Miners with moderate debt levels are set to best endure the commodities slump which currently besets the Australian resources sector.
Bob Kohut writes on the Bull that the debt burden of listed miners will serve as the key factor in determining whether they are able to withstand the market’s current round of adverse conditions.
Mining players, as competitors in a capital-intensive industry, frequently avail themselves of debt or equity issuance to finance expansion.
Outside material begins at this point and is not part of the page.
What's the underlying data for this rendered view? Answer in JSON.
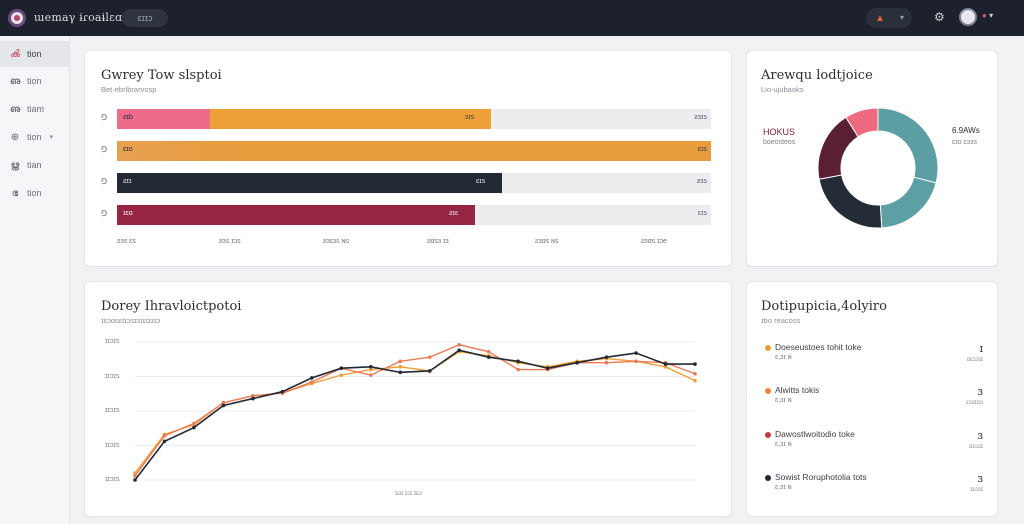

Over-optimistic players can be left stranded, however, if too much debt is used for CAPEX spending just as a boom transitions into a slump.
Kohut cites as a salient example the recent travails of Fortescue Mining Group (ASX:FMG), which with an exorbitant gearing ratio of 226% – the highest of any Australian miner – has suffered worst at the hands of the current commodities decline.
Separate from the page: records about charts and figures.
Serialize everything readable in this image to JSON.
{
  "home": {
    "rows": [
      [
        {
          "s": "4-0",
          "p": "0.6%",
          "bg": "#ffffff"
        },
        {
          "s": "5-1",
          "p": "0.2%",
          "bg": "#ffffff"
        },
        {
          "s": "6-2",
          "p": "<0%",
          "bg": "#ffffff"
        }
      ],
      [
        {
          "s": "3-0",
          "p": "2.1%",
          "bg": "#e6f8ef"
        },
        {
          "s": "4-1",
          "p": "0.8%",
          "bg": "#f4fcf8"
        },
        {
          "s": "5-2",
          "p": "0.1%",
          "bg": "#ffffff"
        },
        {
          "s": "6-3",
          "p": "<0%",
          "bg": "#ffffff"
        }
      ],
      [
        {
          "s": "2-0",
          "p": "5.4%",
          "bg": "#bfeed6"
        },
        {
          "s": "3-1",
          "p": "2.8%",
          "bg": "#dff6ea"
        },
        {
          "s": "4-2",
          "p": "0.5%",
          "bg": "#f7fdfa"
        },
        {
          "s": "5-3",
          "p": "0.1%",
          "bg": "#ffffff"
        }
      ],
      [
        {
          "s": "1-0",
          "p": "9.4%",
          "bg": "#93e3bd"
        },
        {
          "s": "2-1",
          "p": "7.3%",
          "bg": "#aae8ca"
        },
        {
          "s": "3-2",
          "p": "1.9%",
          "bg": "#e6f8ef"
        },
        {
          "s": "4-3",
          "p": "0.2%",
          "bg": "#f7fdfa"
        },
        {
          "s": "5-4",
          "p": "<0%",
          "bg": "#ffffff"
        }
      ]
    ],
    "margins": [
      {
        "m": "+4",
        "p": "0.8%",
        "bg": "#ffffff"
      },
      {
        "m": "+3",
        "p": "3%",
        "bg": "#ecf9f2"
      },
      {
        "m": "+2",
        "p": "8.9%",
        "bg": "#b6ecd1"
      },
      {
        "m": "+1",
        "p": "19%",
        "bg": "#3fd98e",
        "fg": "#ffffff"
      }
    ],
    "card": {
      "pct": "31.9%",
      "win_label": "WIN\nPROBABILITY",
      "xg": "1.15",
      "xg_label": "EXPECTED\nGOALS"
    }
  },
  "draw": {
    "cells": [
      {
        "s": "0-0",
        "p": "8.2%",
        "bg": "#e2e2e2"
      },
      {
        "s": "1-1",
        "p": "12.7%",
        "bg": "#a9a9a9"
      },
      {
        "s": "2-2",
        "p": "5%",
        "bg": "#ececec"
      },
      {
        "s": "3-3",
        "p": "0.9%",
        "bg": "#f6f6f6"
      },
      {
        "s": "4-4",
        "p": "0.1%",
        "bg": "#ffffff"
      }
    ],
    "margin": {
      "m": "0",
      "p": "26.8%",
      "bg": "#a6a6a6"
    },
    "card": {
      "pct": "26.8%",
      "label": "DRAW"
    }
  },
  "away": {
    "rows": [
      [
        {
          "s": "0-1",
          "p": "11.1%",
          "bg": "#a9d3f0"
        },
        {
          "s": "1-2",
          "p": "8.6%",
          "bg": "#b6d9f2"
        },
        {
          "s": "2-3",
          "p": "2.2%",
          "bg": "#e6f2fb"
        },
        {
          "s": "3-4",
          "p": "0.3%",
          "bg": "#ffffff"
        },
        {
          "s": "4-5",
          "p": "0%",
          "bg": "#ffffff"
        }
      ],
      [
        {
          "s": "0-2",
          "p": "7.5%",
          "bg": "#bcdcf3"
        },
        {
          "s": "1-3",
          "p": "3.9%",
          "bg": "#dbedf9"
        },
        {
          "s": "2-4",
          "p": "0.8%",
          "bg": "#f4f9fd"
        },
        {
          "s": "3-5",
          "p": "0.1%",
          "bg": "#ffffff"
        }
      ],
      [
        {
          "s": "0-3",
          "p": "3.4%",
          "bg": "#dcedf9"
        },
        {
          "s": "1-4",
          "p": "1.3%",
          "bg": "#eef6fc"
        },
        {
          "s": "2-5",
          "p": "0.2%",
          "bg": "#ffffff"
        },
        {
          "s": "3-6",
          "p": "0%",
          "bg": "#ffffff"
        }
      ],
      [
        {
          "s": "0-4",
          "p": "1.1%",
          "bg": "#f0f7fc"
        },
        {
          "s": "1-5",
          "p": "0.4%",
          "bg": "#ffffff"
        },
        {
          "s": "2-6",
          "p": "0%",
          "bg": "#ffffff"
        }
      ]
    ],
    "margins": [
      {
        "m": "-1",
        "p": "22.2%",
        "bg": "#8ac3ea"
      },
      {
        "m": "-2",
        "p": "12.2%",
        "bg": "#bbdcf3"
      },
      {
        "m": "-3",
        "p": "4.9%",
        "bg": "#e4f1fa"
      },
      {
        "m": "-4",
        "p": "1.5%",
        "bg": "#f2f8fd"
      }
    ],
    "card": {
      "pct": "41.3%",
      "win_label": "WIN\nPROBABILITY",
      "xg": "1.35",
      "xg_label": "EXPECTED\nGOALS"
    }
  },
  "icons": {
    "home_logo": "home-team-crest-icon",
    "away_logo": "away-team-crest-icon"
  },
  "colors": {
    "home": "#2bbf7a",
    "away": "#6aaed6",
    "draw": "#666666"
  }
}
Fortescue chairman Andrew “Twiggy” Forrest found himself compelled to ramp up his stake in the company to forestall precipitous share declines, before Fortescue opted to call for a suspension from trading due to its onerous debt woes.
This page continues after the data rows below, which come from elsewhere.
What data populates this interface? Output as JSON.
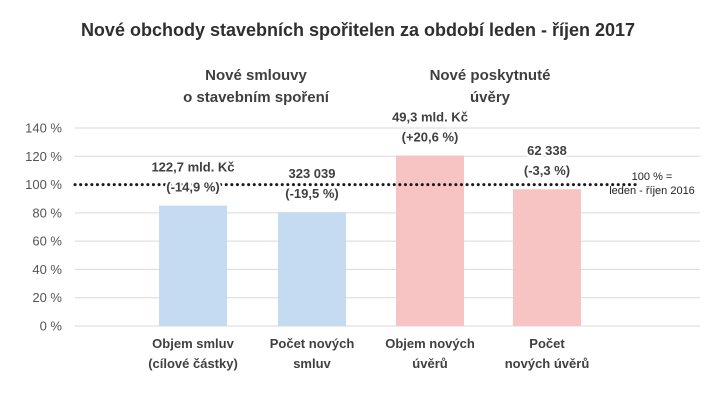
{
  "colors": {
    "smlouvy": "#c5dbf1",
    "uvery": "#f7c3c3",
    "grid": "#d9d9d9",
    "reference": "#1a1a1a"
  },
  "chart_data": {
    "type": "bar",
    "title": "Nové obchody stavebních spořitelen za období leden - říjen 2017",
    "groups": [
      {
        "lines": [
          "Nové smlouvy",
          "o stavebním spoření"
        ],
        "color_key": "smlouvy"
      },
      {
        "lines": [
          "Nové poskytnuté",
          "úvěry"
        ],
        "color_key": "uvery"
      }
    ],
    "ylim": [
      0,
      140
    ],
    "yticks": [
      0,
      20,
      40,
      60,
      80,
      100,
      120,
      140
    ],
    "ytick_labels": [
      "0 %",
      "20 %",
      "40 %",
      "60 %",
      "80 %",
      "100 %",
      "120 %",
      "140 %"
    ],
    "bars": [
      {
        "category": [
          "Objem smluv",
          "(cílové částky)"
        ],
        "value": 85.1,
        "label": [
          "122,7 mld. Kč",
          "(-14,9 %)"
        ],
        "group": 0
      },
      {
        "category": [
          "Počet  nových",
          "smluv"
        ],
        "value": 80.5,
        "label": [
          "323 039",
          "(-19,5 %)"
        ],
        "group": 0
      },
      {
        "category": [
          "Objem nových",
          "úvěrů"
        ],
        "value": 120.6,
        "label": [
          "49,3 mld. Kč",
          "(+20,6 %)"
        ],
        "group": 1
      },
      {
        "category": [
          "Počet",
          "nových úvěrů"
        ],
        "value": 96.7,
        "label": [
          "62 338",
          "(-3,3 %)"
        ],
        "group": 1
      }
    ],
    "reference_line": {
      "value": 100,
      "label": [
        "100 % =",
        "leden - říjen 2016"
      ],
      "style": "dotted"
    },
    "grid": true
  }
}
Rio Tinto (ASX:RIO) provides a striking contrast, rising a steady 6% over the past month compared Fortescue’s fall of nearly 10%. Rio’s gearing ratio of 32.3% is significantly lower than those of both Fortescue’s and BHP Billiton’s (ASX:BHP) (42.2%).
Although Rio is more diversified than pure iron ore player Fortescue, Kohut asserts that over 90% of Rio’s underlying earnings are derived from iron ore operations, indicating that supporters of Rio shares remain undeterred by spot price declines.
Australian miners with negligible debt levels to look out for include Atlas Iron (ASX:AGO) with a gearing level of 1.1%, and Aquila Resources (ASX:AQA) and Gindalbei Metals (GBG), both of whom have zero gearing.